# Piano Keyboard Plugin



## puremusic (May 26, 2019)

I'm looking for a piano keyboard VST plugin -- not a piano sound, but a piano keyboard you can click the keys with the mouse to play that'll generate midi for whatever instrument I situate after it in the chain.

I could just use the piano roll in my DAW but I like horizontal piano keys better than vertical. :D


----------



## brenneisen (May 26, 2019)

what's your daw?


----------



## puremusic (May 26, 2019)

Studio One. If there's a way to make its piano roll horizontal I'd be glad to hear it. :D


----------



## brenneisen (May 26, 2019)




----------



## puremusic (May 26, 2019)

Well I'll be. Thanks.
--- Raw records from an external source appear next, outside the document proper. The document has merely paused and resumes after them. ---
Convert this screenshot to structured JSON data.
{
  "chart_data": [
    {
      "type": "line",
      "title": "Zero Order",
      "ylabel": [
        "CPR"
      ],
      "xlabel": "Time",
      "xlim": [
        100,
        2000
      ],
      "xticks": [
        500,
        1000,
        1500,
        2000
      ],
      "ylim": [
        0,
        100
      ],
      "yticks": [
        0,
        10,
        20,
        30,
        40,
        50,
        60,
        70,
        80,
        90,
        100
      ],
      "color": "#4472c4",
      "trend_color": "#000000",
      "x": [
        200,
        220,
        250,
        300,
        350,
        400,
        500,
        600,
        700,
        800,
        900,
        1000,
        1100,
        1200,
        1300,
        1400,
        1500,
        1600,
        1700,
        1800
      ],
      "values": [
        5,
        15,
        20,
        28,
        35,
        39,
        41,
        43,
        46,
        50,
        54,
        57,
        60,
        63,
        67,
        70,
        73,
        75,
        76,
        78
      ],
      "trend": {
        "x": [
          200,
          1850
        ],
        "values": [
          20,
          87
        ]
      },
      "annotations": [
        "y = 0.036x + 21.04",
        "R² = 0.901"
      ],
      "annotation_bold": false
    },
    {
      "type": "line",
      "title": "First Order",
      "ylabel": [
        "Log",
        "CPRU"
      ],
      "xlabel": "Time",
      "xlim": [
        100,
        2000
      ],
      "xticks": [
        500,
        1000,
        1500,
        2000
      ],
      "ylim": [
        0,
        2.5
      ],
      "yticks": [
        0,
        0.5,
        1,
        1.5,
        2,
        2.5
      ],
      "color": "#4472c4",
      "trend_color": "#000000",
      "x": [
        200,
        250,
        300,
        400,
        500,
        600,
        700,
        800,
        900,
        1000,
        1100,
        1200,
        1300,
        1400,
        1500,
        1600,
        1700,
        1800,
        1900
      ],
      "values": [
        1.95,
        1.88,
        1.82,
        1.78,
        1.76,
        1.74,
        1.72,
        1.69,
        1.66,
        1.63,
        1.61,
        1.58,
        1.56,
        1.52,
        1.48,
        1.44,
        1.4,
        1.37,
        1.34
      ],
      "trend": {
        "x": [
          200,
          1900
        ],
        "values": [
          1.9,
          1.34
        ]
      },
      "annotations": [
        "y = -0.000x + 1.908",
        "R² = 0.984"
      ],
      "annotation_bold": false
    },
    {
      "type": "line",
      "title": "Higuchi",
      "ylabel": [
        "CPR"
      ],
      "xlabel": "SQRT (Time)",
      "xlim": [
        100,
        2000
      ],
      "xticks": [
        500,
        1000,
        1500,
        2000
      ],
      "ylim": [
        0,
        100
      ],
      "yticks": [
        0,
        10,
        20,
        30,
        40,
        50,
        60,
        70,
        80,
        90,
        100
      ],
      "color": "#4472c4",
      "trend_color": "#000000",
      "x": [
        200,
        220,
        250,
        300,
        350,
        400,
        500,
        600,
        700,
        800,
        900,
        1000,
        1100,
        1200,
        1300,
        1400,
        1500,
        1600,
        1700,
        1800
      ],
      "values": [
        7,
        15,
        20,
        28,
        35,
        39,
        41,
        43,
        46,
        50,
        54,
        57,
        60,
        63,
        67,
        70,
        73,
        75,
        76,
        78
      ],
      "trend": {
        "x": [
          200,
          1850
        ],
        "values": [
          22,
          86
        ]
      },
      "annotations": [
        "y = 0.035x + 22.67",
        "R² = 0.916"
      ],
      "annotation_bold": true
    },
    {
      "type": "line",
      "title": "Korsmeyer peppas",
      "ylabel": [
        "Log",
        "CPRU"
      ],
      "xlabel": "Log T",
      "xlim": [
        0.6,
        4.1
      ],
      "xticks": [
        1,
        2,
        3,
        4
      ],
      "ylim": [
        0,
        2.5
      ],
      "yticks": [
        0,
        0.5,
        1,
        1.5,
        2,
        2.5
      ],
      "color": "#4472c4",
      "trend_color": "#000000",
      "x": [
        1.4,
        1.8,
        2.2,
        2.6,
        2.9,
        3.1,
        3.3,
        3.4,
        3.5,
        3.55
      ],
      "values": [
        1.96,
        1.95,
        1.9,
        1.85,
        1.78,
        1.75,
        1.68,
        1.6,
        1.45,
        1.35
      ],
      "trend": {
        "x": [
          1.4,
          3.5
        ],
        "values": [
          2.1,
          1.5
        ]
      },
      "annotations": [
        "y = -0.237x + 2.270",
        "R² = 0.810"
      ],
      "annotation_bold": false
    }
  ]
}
I'm glad to know that's there, even though it's a little too small for my intended purpose.


----------



## brenneisen (May 26, 2019)

you can use the piz midiKeyboard plugin

Win64

Win32

Mac

but you got to do some workaround like this: 

https://vi-control.net/community/threads/midi-plugin-in-vst-format.82435/#post-4392811


----------



## puremusic (May 26, 2019)

Yeah I learned about workaround a bit ago, and it's real useful to know, without it you miss out on a lot of capability. 

That plugin looks like just the thing! Thanks again.


----------



## bill5 (Jun 1, 2019)

Mixcraft has this as well. Really I'm amazed that any DAW doesn't have one.


----------